Langerhans cell histiocytosis

Langerhans cell histiocytosis (LCH) are rare group of disorders due to the abnormal reproduction and accretion of dendritic cells in various tissues and organs which primarily affects children but also found in adults (Miro et. al., 2018). LCH ranges from a single bone lesion to the involvement of most organ systems which involves bone marrow, liver, spleen, lungs, and the central nervous system. Miro et. al aims to direct this journal towards two specific cases where both have hypopigmented macules as an initial presentation or symptom of LCH. Case 1 presented a 5-month-old African American boy with hypopigmented macules visible on his scalp, chest, abdomen, back, extremities, groin, and buttocks. When viewed under the microscope, there is a prominent band-like permeate of atypical Langerans cells filling the papillary dermis extending to the overlying epidermis. Case 2 showcases a 10-month-old African American girl with rashes on her neck, groin, and axillary regions who was diagnosed by her pediatrician with eczema and yeast infection. She, too, has hypopigmented macules on her back and posterior scalp including inguinal folds with pink papules coalescing into erosive plaques or commonly known as rashes.

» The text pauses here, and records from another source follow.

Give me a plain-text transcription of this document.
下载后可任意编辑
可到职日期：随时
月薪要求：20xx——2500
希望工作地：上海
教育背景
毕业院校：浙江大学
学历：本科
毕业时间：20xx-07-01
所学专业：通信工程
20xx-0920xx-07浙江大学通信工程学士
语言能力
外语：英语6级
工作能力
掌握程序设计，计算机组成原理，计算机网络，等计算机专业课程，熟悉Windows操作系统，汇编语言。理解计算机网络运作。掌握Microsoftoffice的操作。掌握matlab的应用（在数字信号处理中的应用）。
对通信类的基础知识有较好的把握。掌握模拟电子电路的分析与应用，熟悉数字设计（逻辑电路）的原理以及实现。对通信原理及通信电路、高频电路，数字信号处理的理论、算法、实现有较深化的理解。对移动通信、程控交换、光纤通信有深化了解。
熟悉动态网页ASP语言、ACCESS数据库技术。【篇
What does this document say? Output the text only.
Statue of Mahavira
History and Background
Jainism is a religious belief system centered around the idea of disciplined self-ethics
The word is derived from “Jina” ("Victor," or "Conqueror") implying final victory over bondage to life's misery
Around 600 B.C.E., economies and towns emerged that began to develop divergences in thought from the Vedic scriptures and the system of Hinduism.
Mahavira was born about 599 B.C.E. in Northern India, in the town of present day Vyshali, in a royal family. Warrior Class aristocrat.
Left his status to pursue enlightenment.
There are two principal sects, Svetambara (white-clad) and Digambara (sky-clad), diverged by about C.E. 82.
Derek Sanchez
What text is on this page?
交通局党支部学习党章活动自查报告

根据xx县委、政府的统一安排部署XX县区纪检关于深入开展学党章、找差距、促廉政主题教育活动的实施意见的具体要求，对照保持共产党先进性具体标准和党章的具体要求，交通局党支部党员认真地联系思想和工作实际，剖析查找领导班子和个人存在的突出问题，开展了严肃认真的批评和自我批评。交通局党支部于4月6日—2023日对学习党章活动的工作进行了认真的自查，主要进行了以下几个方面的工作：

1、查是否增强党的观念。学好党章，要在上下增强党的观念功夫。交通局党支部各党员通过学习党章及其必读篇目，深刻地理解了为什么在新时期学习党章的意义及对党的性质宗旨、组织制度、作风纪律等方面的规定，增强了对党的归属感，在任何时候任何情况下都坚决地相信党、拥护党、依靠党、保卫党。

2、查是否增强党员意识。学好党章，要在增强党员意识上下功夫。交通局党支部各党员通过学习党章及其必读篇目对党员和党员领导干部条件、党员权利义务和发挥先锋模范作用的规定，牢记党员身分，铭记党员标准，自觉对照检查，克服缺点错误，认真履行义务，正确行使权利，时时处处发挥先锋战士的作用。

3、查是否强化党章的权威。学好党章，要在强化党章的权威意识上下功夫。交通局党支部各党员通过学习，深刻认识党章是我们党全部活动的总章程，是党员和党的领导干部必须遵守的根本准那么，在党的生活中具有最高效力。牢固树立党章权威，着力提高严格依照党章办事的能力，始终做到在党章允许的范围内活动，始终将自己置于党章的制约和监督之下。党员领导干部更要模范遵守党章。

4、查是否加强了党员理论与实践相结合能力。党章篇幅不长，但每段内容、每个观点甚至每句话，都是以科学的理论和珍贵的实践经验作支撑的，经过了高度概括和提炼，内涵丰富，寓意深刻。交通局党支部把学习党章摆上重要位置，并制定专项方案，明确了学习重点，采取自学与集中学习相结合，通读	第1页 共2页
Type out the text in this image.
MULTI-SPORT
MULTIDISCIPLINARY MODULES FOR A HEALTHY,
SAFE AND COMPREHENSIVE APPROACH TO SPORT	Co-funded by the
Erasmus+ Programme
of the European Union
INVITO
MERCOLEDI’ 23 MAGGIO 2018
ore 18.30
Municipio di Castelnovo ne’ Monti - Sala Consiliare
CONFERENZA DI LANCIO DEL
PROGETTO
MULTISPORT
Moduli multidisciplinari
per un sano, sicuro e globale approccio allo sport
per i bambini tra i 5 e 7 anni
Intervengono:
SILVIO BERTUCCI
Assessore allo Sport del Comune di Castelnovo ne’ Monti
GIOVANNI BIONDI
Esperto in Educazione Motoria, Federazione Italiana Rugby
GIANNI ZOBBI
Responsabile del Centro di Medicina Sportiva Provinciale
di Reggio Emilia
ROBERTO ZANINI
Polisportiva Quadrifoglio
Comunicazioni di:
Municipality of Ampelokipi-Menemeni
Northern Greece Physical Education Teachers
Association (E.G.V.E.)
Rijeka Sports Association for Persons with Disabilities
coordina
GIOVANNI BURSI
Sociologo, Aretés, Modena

LCH, then, results from the clonal proliferation of CD207+ myeloid dendritic cells which can be based on identification of characteristic CD1a, S100, or Langerin (CD207+; mononuclear cells. This disease can be classified according to the extent of organ involvement: single system which involves one organ system such as the skin, bone, or lungs which can be further categorized according to being unifocal and multifocal and multisystem that involves two or more organ systems. Manifestations mentioned of LCH in this journal was erythematous or reddening, scaling rash on the scalp and bent or curved areas similar to that of seborrheic dermatitis. Hypopigmented presentations then indicate a better prognosis. As for the treatment, children diagnosed with LCH were treated with vinblastine which is an anti-cancer chemotheraphy drug and prednisone or an oral synthetic corticosteriod when it reaches further than the cutaneous layer. Whilst, infants diagnosed with cutaenous LCH requires close observation with follow-up assessment regarding the development of multisystemic diseases. In conclusion, hypopigmented macules are the only presentation of LCH with older lesions regresses with time and contain no or very few identifiable Langerhans cells.